S3 Gateway service has critically high CPU usage: S3 Gateway service (<service_id>) on <node> has CPU usage higher than 90%. The service may be overloaded.
S3 Gateway service has too many failed requests: S3 Gateway service (<service_id>) on <node> has a lot of failed requests with a server error (5XX status code).

S3 cluster has unavailable object services: Some Object services are not running on <node>. Check the service status in the command-line interface.
Object service has high request latency: Object service (<service_id>) on <node> has the median request latency higher than 1 second.
Object service has critically high request latency: Object service (<service_id>) on <node> has the median request latency higher than 5 seconds.
Object service has high commit latency: Object service (<service_id>) on <node> has the median commit latency higher than 1 second. Check the storage performance.
Object service has critically high commit latency: Object service (<service_id>) on <node> has the median commit latency higher than 10 seconds. Check the storage performance.

S3 cluster has unavailable name services: Some Name services are not running on <node>. Check the service status in the command-line interface.
Name service has high request latency: Name service (<service_id>) on <node> has the median request latency higher than 1 second.
Name service has critically high request latency: Name service (<service_id>) on <node> has the median request latency higher than 5 seconds.
Name service has high commit latency: Name service (<service_id>) on <node> has the median commit latency higher than 1 second. Check the storage performance.
Name service has critically high commit latency: Name service (<service_id>) on <node> has the median commit latency higher than 10 seconds. Check the storage performance.

Object storage agent is frozen for a long time: Object storage agent on <node> has the event loop inactive for more than 1 minute.
Object storage agent is offline: Object storage agent is offline on <node>.
Object storage agent is not connected to configuration service: Object storage agent failed to connect to the configuration service on <node>.

NFS service has unavailable FS services: Some File services are not running on <node>. Check the service status in the command-line interface.
NFS service failed to start: Object storage agent failed to start <service_name>(<service_id>) on <node>.
FS failed to start: Object storage agent failed to start file service on <node>.
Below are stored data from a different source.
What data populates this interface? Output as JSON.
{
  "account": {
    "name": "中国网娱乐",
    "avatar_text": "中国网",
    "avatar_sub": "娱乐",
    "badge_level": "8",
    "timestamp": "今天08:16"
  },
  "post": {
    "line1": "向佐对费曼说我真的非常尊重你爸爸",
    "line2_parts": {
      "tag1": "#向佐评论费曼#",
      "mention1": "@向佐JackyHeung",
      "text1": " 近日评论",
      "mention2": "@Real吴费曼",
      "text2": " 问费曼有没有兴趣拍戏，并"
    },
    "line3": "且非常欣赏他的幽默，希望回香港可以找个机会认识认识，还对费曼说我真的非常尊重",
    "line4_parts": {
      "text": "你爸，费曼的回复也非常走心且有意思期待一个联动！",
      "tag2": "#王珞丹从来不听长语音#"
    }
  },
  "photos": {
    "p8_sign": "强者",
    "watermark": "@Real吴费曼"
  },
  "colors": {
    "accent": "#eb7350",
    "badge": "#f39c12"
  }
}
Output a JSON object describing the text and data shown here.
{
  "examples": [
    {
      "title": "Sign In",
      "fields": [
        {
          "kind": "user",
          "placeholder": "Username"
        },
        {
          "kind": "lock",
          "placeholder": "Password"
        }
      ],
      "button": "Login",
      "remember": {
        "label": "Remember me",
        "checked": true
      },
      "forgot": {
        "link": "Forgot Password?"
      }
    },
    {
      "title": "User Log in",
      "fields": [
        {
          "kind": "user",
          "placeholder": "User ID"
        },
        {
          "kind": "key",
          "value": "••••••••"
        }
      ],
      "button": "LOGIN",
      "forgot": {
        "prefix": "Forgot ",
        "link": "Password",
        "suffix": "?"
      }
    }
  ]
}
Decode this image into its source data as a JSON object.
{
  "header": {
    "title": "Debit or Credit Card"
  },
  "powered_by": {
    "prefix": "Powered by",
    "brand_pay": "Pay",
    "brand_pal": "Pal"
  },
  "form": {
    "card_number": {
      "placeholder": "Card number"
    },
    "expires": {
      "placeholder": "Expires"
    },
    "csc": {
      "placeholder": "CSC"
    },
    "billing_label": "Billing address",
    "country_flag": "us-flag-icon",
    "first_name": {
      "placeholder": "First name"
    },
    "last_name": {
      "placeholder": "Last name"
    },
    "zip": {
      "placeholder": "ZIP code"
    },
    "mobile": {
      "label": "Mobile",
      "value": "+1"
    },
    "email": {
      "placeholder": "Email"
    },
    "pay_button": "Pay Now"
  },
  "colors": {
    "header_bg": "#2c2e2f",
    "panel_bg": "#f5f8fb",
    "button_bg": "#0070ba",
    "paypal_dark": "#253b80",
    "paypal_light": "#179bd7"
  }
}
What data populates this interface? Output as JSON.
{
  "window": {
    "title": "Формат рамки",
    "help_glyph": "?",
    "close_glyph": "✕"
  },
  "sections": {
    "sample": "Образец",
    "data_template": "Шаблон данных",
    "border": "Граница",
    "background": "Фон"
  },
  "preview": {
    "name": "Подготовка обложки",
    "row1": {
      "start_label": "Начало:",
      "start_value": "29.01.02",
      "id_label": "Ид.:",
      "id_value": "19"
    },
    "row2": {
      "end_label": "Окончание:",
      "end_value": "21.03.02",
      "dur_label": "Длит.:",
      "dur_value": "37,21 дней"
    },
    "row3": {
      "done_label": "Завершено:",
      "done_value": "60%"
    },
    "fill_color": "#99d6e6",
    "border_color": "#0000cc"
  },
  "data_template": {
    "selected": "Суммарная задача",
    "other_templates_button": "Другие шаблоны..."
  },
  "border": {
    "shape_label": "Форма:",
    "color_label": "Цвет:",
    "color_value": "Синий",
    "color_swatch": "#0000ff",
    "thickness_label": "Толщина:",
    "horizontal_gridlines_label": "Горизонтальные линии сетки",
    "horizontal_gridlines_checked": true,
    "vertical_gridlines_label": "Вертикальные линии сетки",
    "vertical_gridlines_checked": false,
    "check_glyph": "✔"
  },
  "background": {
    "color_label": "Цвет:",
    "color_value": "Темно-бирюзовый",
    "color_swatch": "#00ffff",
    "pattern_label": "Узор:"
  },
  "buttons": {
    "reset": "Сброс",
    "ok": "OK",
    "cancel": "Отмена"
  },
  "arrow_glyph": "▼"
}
S3 cluster misconfiguration: The S3 cluster configuration is not highly available. If one S3 node fails, the entire S3 cluster may become non-operational.
Redundancy warning: S3 is set to failure domain “disk” even though <number_of_nodes> nodes are available. It is recommended to set the failure domain to “host” so that S3 can survive host failures in addition to disk failures.
S3 service is frozen for a long time: S3 service (<service_name>, <service_id>) on <node> has the event loop inactive for more than 1 minute.
S3 service failed to start: Object storage agent failed to start <service_name>(<service_id>) on <node>.
S3 cluster has unavailable Geo-replication services: Some Geo-replication services are not running on <node>. Check the service status in the command-line interface.
S3 cluster has too many open file descriptors: There are more than 9000 open file descriptors on <node>. Please contact the technical support.